L'homme l'entraîne, pousse de sa main le verre vers la bouche en racontant des
grivoiseries. Il capture une proie facile. La jeune fille l'écoute ; elle
terminera dans son lit. Sans doute est-elle ravissante lorsqu'elle ne boit pas,
prude peut-être, bien élevée, chaste et conforme à l'image de la jeune
bourgeoise néerlandaise au XVIIe siècle. Mais elle s'est laissé
tenter : elle n'a pas obéi au vitrail de la fenêtre, qui lui recommande la
tempérance.
Voici donc un tableau moral, que
l'on pourrait imaginer destiné à l'éducation des jeunes filles. Vermeer
n'invente rien : il reprend un thème populaire à la mode - les scènes de
beuverie et de bordel - et l'édulcore selon les goûts de la bonne société
d'alors. On montre pour mieux dénoncer. "Cachez ce verre...

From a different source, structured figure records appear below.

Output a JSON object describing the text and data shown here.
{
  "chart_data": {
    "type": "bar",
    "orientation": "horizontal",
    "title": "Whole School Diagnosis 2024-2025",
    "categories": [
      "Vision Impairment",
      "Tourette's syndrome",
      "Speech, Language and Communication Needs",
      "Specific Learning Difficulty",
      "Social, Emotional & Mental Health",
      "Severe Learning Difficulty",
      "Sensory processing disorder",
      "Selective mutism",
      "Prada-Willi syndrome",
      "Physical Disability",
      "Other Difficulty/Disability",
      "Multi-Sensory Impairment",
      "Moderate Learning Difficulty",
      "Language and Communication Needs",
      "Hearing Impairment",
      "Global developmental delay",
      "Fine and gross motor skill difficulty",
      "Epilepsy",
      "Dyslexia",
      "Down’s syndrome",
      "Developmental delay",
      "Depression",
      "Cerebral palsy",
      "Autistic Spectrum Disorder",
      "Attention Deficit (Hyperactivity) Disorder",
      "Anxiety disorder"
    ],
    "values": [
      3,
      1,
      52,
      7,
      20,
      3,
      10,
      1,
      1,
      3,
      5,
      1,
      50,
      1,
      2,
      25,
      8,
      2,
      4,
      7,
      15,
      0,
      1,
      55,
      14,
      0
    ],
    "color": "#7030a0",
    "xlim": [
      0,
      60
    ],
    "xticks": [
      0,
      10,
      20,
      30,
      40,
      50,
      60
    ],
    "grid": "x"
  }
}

", semble dire la sévérité du regard
du personnage peint sur le tableau du fond.
La pièce est conforme aux scènes de
genre du peintre : carrelage, lumière venant d' une fenêtre à gauche, tableau -
peut-être un portrait de famille , - sur le mur. Un homme courtise et l'autre
rêvasse, les désirs sans doute satisfaits, mais satisfaits par qui ? Ici, le
tableau montre son originalité : le décor, les objets, les vêtements témoignent
d'une vie luxueuse. Nous ne sommes donc pas dans un bordel de Delft, mais dans
la maison d'un bourgeois. Qui est donc ce second personnage attablé et rassasié
? Devant lui s'étale une nature morte d'une grande beauté : un plat d'argent où
se trouvent deux oranges (deux citrons ?), un pichet de faïence et une feuille
de papier. Cette dernière a-t-elle contenu du tabac, comme le pensent certains
spécialistes ? Mais peut-être s’agit-il simplement d’une lettre. L’homme vient
de la lire. Son visage morose indiquerait alors une mauvaise nouvelle. Il
demeure pensif. Pourquoi est-elle
partie ? Pourquoi a-t-elle décidé de rompre ? Parce qu'elle fut aussi une proie
facile ? On peut aussi imaginer qu'il ne boit pas, qu'il ne courtise pas, qu'il
s'ennuie. La femme est laide parce qu'elle est ivre. La sienne, pense-t-il,
était belle et sobre et - il le croyait jusque là - fidèle. Entre sa tristesse
et le sourire mielleux de son compagnon, il y a la fenêtre, sur laquelle est
inscrit le symbole de la tempérance.